Now we have a small trouble.
gui.drawPixel,
gui.drawLine,
gui.drawBox have different arguments. To handle variable count of arguments for functions, you would need some workarounds. You may want to use
unpack function, but you need to add camera shift to coordinates, so it's not an elegant way. You may check vs function that you want to call, and then call it as intended. You may make supplementary functions that use always four coordinates and then calling API function, but this will lead to unnecessary addition for coords that is not used.
gui.drawPixel for example. Also,
gui.drawBox has two colors: fill and outline.
Checks like that, intermediate functions, and other stuff may reduce gain. Perhaps we can "bake" even more?
We need to bake more!
Even though Lua is interpreter, each time you include some file using
require, it's actually compiling code that is loaded in some kind of intermediate language code. This step is required to have decent performance. Otherwise you'll end up spending most of the time parsing each line over and over again.
This means, in theory we can generate .lua files and then load them using
require, with all tiles recompiled into functions, and then simply call that functions. But in practice, there is better function. There is
loadstring. It is loading code pretty much like
require does, but is loading code straight from the string! Also, it doesn't check "was it loaded already?" which is annoying part if you would use
require because you would have to always generate new name for generated file.

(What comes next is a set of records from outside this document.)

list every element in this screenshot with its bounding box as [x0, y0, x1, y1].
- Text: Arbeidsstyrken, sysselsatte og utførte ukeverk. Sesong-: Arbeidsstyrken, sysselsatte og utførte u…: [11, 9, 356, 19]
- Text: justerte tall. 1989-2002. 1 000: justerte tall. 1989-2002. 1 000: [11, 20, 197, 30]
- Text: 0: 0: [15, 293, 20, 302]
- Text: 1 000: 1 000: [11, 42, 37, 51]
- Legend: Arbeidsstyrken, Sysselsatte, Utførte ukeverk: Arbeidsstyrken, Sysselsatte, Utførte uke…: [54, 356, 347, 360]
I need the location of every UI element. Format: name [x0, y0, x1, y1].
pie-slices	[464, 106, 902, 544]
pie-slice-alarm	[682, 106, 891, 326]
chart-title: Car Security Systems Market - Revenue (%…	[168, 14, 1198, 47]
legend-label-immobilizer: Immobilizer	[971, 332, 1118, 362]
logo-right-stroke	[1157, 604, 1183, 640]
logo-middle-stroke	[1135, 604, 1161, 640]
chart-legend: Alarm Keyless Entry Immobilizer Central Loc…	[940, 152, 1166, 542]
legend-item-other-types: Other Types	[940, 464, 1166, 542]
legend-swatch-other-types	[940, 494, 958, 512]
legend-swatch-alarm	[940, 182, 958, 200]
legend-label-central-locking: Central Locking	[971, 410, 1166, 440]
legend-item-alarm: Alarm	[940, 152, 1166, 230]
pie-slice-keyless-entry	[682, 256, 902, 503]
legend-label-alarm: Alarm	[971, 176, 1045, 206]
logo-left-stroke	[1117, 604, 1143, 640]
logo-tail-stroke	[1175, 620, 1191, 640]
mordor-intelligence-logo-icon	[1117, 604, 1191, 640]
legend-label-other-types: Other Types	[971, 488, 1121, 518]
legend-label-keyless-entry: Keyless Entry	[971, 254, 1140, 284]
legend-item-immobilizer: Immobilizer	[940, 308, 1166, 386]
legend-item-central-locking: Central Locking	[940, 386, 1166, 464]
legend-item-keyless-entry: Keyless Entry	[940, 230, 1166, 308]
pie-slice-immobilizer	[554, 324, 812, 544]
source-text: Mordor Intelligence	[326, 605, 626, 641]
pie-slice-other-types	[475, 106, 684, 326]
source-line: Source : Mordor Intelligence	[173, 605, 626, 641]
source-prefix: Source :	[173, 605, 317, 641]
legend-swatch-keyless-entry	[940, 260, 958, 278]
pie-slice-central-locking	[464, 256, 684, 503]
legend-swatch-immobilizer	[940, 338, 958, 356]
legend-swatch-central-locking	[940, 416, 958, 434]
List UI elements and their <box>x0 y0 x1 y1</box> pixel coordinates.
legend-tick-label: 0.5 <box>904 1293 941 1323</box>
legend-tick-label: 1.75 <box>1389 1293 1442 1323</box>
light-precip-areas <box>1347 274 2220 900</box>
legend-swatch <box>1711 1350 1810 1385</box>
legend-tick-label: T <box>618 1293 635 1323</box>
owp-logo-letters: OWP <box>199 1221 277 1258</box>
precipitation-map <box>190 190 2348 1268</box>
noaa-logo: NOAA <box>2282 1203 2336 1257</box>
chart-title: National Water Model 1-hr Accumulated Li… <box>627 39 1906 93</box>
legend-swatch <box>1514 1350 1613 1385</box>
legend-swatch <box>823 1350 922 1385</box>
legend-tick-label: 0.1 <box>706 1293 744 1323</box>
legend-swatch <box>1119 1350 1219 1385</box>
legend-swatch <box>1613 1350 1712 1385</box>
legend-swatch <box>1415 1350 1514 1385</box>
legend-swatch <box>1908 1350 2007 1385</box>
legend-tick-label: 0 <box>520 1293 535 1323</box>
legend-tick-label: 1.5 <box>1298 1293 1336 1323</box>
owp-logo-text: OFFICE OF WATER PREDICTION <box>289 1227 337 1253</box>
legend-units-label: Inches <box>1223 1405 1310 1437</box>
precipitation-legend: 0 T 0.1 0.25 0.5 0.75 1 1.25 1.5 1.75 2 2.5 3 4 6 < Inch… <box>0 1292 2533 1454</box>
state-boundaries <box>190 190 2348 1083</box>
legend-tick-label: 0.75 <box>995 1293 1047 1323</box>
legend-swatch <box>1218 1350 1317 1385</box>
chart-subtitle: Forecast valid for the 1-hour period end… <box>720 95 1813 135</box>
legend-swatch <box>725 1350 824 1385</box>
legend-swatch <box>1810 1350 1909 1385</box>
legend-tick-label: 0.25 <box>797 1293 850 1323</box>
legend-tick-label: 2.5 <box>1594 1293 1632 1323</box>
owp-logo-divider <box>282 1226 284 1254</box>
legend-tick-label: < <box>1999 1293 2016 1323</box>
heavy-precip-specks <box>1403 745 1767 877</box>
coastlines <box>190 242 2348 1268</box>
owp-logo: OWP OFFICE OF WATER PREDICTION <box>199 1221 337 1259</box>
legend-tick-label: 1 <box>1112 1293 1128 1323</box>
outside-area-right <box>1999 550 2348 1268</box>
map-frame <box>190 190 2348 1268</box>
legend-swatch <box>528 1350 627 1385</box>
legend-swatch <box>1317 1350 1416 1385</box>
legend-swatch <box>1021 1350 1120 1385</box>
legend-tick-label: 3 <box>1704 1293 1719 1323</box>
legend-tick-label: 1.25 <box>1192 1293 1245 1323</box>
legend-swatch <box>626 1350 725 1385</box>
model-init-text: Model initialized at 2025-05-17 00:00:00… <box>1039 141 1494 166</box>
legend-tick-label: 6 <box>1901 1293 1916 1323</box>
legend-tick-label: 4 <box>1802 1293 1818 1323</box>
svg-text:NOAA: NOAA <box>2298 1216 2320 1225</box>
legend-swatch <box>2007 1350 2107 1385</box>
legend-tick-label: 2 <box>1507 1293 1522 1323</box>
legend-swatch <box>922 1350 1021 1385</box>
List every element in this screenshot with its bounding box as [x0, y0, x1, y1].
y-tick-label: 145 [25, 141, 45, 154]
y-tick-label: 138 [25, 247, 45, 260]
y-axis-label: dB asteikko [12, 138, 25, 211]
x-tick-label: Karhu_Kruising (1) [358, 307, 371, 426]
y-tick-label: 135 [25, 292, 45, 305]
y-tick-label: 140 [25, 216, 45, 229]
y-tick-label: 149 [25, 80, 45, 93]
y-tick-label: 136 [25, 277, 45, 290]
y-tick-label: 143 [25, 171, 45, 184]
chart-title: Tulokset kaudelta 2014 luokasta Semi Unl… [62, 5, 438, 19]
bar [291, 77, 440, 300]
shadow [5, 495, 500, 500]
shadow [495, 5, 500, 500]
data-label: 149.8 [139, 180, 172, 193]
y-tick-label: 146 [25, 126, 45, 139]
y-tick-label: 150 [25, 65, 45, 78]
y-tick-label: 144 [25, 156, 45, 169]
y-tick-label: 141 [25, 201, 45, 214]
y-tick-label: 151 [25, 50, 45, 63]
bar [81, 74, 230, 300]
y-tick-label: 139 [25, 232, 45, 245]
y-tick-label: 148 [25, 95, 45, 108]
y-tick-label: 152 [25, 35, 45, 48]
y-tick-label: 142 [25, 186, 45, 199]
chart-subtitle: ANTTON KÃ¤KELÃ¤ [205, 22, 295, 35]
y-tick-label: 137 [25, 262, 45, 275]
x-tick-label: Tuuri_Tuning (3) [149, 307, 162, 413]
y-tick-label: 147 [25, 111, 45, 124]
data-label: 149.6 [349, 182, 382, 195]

That's it! Just generate Lua code for each collision tile, and then simply call it like this:
Language: lua
cdata[idx1](sx,sy) -- shift x, shift y to align with camera
And, to make functions work fast, you should make local variables for functions, like this:
Language: lua
local gui_box, gui_line, gui_pixel = gui.drawBox, gui.drawLine, gui.drawPixel
So, for the following picture:
https://i.imgur.com/4kmJbBK.gifv
Code is following:
Language: lua
local gui_box, gui_line, gui_pixel = gui.drawBox, gui.drawLine, gui.drawPixel
return function (x,y)
gui_pixel(x+0,y+0,16777113)
gui_box(x+1,y+0,x+2,y+1,16777113,16777113)
gui_pixel(x+2,y+2,16777113)
gui_box(x+3,y+0,x+4,y+3,16777113,16777113)
gui_pixel(x+4,y+4,16777113)
gui_box(x+5,y+0,x+6,y+5,16777113,16777113)
gui_pixel(x+6,y+6,16777113)
gui_box(x+7,y+0,x+8,y+7,16777113,16777113)
gui_pixel(x+8,y+8,16777113)
gui_box(x+9,y+0,x+10,y+9,16777113,16777113)
gui_pixel(x+10,y+10,16777113)
gui_box(x+11,y+0,x+12,y+11,16777113,16777113)
gui_pixel(x+12,y+12,16777113)
gui_box(x+13,y+0,x+14,y+13,16777113,16777113)
gui_pixel(x+14,y+14,16777113)
gui_line(x+15,y+0,x+15,y+15,16777113)
end
So, whole problem is reduced to following task: how to split picture into minimum count of axis aligned rectangular areas of same color?
Depending on your solution of this task, you may gain more speed.
In the end, if you have way to draw pictures, you may "bake" each collision tile into a picture, and then draw it instead. But solution discussed above works even if you can't draw picture, or if it is slow.
Ahhh. Here is part of code that is actually implementation of algorithm above:
https://gist.github.com/realmonster/93090d4ef0b40c1b88d62f8840fad675/5310f3bf8463ae6e0a766e4608f268fd28762184#file-demolition-man-lua-L107
And, according to pictures above, atm it has some bug with building blocks not as intended. Anyway, it works.